I am learning where my boundaries are as a writer. God is so graciously enclosing me behind and before and laying His hand upon me. He has given me boundaries out of His love for me and His purpose for my writing so my creativity will flourish and define my unique approach to storytelling.
I write stories about make believe people in an imaginary land who live in simplicity yet go through improbable situations that somehow parallel our lives. No matter the characters and the plot, my stories have the same theme. It is the core message the Lord has given me to share: You can trust God.
In The Land Uncharted, Lydia and Connor had to trust God’s sovereignty. In Uncharted Redemption, Levi and Mandy had to trust God’s forgiveness. In Uncharted Inheritance, Bethany and Everett had to trust God with their future. In Christmas with the Colburns, Lydia had to trust God with her family. When I went back in time to tell the history of the Land, the same theme flowed. In Aboard Providence, Jonah and Marian had to trust God’s unfailing provision.
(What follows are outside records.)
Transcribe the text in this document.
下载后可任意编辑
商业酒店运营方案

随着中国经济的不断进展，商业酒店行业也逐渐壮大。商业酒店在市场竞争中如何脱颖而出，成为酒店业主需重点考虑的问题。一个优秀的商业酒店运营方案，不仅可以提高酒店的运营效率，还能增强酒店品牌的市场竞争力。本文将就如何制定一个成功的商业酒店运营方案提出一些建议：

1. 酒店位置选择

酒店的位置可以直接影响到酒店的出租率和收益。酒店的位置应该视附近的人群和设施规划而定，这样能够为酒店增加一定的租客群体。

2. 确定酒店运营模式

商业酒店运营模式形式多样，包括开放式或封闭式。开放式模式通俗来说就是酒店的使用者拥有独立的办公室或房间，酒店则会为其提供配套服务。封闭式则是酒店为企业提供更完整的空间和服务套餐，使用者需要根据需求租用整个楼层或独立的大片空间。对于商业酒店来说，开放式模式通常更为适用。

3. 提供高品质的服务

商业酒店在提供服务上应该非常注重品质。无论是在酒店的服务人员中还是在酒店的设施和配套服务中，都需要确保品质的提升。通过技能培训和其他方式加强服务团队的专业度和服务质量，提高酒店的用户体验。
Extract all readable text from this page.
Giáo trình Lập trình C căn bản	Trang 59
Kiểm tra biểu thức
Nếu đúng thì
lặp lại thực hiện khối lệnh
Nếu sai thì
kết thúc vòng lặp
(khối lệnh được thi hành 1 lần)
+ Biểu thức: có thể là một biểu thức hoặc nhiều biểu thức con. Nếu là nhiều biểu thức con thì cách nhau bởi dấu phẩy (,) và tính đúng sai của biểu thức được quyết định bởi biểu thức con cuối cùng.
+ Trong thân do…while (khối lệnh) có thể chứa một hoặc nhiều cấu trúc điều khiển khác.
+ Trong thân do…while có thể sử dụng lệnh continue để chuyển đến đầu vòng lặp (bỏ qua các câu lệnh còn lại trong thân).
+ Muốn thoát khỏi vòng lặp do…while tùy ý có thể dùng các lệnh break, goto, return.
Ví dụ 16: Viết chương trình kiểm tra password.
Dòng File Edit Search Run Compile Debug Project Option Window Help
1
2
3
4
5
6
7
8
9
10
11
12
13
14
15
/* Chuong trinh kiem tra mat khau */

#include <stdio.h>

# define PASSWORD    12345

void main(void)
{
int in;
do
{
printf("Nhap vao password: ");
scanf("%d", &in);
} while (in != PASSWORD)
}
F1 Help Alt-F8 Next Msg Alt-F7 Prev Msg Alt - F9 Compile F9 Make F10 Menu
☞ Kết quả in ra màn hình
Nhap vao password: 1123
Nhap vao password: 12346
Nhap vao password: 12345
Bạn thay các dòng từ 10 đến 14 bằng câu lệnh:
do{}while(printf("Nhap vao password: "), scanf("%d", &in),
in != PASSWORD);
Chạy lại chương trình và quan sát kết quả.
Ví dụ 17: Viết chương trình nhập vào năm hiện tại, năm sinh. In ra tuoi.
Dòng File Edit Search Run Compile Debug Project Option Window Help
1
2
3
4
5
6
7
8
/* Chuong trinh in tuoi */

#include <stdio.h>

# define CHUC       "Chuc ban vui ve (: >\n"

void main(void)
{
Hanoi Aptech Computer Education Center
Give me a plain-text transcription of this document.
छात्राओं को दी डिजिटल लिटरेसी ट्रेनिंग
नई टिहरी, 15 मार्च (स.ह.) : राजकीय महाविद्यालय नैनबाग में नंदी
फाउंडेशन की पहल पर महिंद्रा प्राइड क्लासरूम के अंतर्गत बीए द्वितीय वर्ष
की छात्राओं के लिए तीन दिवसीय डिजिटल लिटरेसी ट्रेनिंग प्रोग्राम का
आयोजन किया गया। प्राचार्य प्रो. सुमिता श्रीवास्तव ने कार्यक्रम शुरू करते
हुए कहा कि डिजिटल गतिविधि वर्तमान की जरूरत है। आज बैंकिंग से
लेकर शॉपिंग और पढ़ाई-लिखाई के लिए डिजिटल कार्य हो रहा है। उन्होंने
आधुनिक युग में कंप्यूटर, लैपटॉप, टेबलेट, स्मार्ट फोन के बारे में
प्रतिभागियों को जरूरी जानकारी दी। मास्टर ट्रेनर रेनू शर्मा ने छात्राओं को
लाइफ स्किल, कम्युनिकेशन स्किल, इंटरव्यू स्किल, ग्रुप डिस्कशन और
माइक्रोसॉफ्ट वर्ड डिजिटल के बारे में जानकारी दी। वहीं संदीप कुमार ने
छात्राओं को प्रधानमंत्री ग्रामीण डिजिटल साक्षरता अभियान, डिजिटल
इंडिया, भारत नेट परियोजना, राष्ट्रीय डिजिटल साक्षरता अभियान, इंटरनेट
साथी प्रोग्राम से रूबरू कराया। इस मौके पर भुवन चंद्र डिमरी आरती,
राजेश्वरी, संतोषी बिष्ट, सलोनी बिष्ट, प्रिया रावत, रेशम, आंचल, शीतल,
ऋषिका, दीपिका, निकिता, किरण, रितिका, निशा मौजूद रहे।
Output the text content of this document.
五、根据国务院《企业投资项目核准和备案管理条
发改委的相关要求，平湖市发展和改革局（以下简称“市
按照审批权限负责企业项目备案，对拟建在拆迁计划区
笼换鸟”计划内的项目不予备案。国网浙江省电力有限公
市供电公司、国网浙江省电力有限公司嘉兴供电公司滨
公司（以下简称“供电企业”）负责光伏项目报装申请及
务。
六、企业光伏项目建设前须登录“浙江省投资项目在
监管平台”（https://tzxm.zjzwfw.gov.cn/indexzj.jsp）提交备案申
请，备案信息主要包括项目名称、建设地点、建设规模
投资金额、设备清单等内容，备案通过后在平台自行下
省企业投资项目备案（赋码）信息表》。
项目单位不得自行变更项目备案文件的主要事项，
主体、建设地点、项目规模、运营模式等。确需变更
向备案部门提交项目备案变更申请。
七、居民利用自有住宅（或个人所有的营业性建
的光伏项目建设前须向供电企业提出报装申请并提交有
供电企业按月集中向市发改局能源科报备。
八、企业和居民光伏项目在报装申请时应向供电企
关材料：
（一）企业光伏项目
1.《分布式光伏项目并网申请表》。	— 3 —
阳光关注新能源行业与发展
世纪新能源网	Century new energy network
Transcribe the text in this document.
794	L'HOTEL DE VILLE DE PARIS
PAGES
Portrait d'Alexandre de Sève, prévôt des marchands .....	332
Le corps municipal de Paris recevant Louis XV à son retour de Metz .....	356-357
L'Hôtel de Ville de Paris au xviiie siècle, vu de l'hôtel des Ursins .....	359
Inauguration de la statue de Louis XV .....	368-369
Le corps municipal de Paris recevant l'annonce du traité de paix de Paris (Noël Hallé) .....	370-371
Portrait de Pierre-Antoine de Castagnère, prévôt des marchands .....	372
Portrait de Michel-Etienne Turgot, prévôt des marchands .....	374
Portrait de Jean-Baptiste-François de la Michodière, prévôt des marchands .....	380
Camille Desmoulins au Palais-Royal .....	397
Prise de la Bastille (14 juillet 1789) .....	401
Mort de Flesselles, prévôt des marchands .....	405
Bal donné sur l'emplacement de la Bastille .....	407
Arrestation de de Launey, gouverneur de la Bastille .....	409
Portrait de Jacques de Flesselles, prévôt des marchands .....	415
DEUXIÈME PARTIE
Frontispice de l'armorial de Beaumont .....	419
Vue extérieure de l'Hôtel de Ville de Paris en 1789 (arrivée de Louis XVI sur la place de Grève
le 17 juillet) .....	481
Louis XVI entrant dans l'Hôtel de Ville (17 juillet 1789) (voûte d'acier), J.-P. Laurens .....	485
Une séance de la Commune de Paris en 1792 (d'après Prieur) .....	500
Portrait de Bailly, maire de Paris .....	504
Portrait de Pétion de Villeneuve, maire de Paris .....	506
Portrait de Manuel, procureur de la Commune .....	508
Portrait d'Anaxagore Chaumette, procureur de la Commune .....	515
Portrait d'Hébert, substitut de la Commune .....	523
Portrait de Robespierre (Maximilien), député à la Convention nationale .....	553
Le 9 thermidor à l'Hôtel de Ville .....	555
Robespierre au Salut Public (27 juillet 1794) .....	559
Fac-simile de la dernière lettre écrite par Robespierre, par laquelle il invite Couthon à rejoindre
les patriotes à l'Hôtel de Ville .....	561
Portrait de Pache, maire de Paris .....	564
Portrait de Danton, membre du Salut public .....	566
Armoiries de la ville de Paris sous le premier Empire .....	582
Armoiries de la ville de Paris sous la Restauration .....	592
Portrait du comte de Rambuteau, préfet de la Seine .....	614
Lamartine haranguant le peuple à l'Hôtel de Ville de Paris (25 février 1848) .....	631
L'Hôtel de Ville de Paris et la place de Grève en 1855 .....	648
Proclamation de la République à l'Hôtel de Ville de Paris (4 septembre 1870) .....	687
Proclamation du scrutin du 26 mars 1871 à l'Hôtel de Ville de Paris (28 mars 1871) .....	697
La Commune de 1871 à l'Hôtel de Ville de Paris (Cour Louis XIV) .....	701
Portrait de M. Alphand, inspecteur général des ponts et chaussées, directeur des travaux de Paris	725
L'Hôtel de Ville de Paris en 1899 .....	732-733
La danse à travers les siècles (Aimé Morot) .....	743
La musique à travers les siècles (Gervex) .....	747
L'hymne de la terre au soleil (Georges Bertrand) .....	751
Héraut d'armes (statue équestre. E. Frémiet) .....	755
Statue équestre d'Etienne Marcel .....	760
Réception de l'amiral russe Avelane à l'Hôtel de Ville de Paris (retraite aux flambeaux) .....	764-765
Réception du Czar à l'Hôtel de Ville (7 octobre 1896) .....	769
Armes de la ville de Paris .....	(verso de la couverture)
I’ve heard writers muse about writing for an audience of one. While that sounds uber spiritual—and famously singable—I don’t write for God. I pray I write for God’s glory, meaning what I write points the reader to God’s redemptive plan. But I write for the readers who need to hear the core message He has given me.
I hear from readers in their eighties and in their late teens, but most are in their thirties and forties. My readers are mostly women, but occasionally I hear from men. From the messages my readers send, I know many are similar to me in temperament, ideals, and dreams. I’ve learned a few other things about my average reader too…
She grew up reading or watching Little House on the Prairie. Though there was a 50/50 chance her parents had divorced, she dreamed of someday marrying a man like Charles Ingalls. She was raised in a Christian home or was around the Christian faith enough it affected her thoughts and conscience. She might be a devout Christian now, or she might be seeking God (whether she realizes it or not). She loves to learn but doesn’t want to be preached at. She enjoys American history and is enthralled by herbal remedies and organic gardening, even if she doesn’t have the time or skill to keep a houseplant alive.
She wishes life were simpler and fantasizes about throwing her phone out the car window on the commute from work to her kid’s ballgame or her zillionth errand or a chemo appointment. She dreams of homeschooling her children on a self-sustaining 40-acre plot in the middle of nowhere while she still has time with them or about raising the children she is still trusting God for in a simple lifestyle or about getting her daughter-in-law to limit her grandkids’ screen time. Either way, she grits her teeth when she pays the bills each month and sees how much money is spent on data.
In all of this yearning for a simple life, she curls up in bed at night with a book to escape the clutches of click bait and reality television. She might not be in her own bed. I’ve received enough letters from readers to know it’s likely she’s reading in a hospital bed or sitting beside a loved one who is in hospice.
The book she chose to read tonight probably has a sweeping landscape on the cover and maybe a woman in a dress from a bygone era. It’s usually a paperback, but it might be an ebook because she didn’t have the energy to get to the bookstore or library. If it is an ebook, she wishes it were a physical book for the feel of the paper and the smell of the ink. She imagines reading it by the light of an oil lamp with the thud of horse hooves stamping onto her property, announcing the return of her faithful husband from some noble and manly adventure.
She might have a husband who is truly noble and faithful, or he might have left her for a career or mistress or alcohol or Heaven, or he might not be in the picture yet or never will be. She might have regrets or she might be at peace with her relationships. Regardless, she believes people—men and women—can and should treat each other in a chaste, temperate, charitable, diligent, patient, kind, and humble way. She wants those qualities exemplified in the books she reads while she dreams of her own noble adventures.
Wherever she reclines and whatever pain she is in, she reads for comfort and encouragement. She reads to know she is not alone. She reads for someone to show her: you can trust God, even with this—whatever her “this” might be.